President Trump was right to warn that a new framework with Tehran could hand the Islamic Republic a lifeline instead of peace, and conservative Americans should demand clarity before any concessions are made. Cameron Khansarinia, chief of staff to exiled Crown Prince Reza Pahlavi, told Fox News this deal risks propping up the very regime that brutalizes its own people. The warning is not alarmism but a sober response to years of Iranian duplicity and violence.
Khansarinia appeared on Sunday Morning Futures to lay out the human cost: a collapsing economy, increasing repression, and a regime that answers protests with bloodshed rather than reform. He stressed that ordinary Iranians are skeptical and fearful that Tehran’s leaders would honor any agreement in good faith. Those are not abstract talking points but the lived reality of people denied freedom and crushed by sanctions evasion and terror networks.

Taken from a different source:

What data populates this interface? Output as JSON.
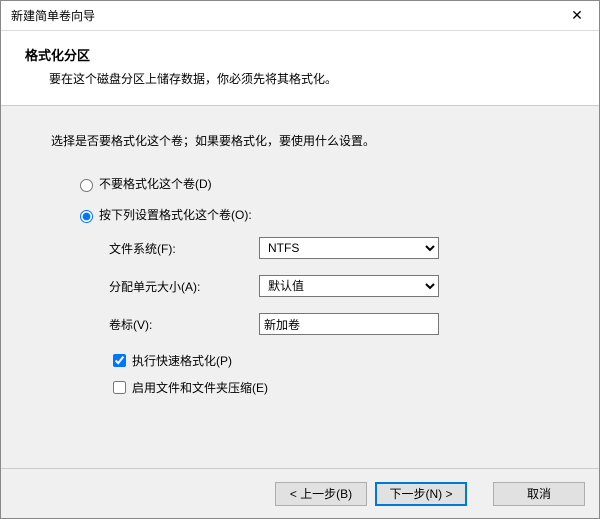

At the same time, reports show the White House has publicly pressured Tehran to finalize a deal quickly, with the president saying he might give Iran “five to seven days” to reach an agreement — while senior officials admit the U.S. could offer significant accommodations. Conservatives must remember that haste and concessions are how regimes buy time and resources to rebuild their malign influence. This is no time for optimism divorced from the hard facts of Iran’s history of cheating and aggression.
Khansarinia bluntly warned that a deal could become a “lifeline” for the mullahs because the regime has demonstrated it cannot be trusted to change course or release its grip on power. He argued that the so-called brokers in Tehran are dishonest, and that freeing up resources without verifiable, irreversible reforms would only bankroll repression and proxy wars. Those are warnings conservatives should heed; appeasement has never produced peace with totalitarian actors.
The opposition in exile, led by Reza Pahlavi, says Iranians are ready for change and are organizing for a stable transition, but they need America to stand with the people — not bail out their oppressors. Pahlavi’s team has been actively communicating with international partners about how to support a genuine transition, underscoring that there are alternatives to empowering the clerical regime. Supporting the Iranian people means backing pressure, not premature legitimization of their tormentors.
Patriotic Americans should demand that any U.S. policy prioritize liberty and security over placation. Do not let another deal become a cash infusion for terrorists and a lifeline for tyranny; insist on verifiable dismantling of Iran’s nuclear and proxy capabilities and concrete protections for dissidents. If Washington abandons the Iranian people now, history will remember which side we chose; conservatives must push for strength, not surrender.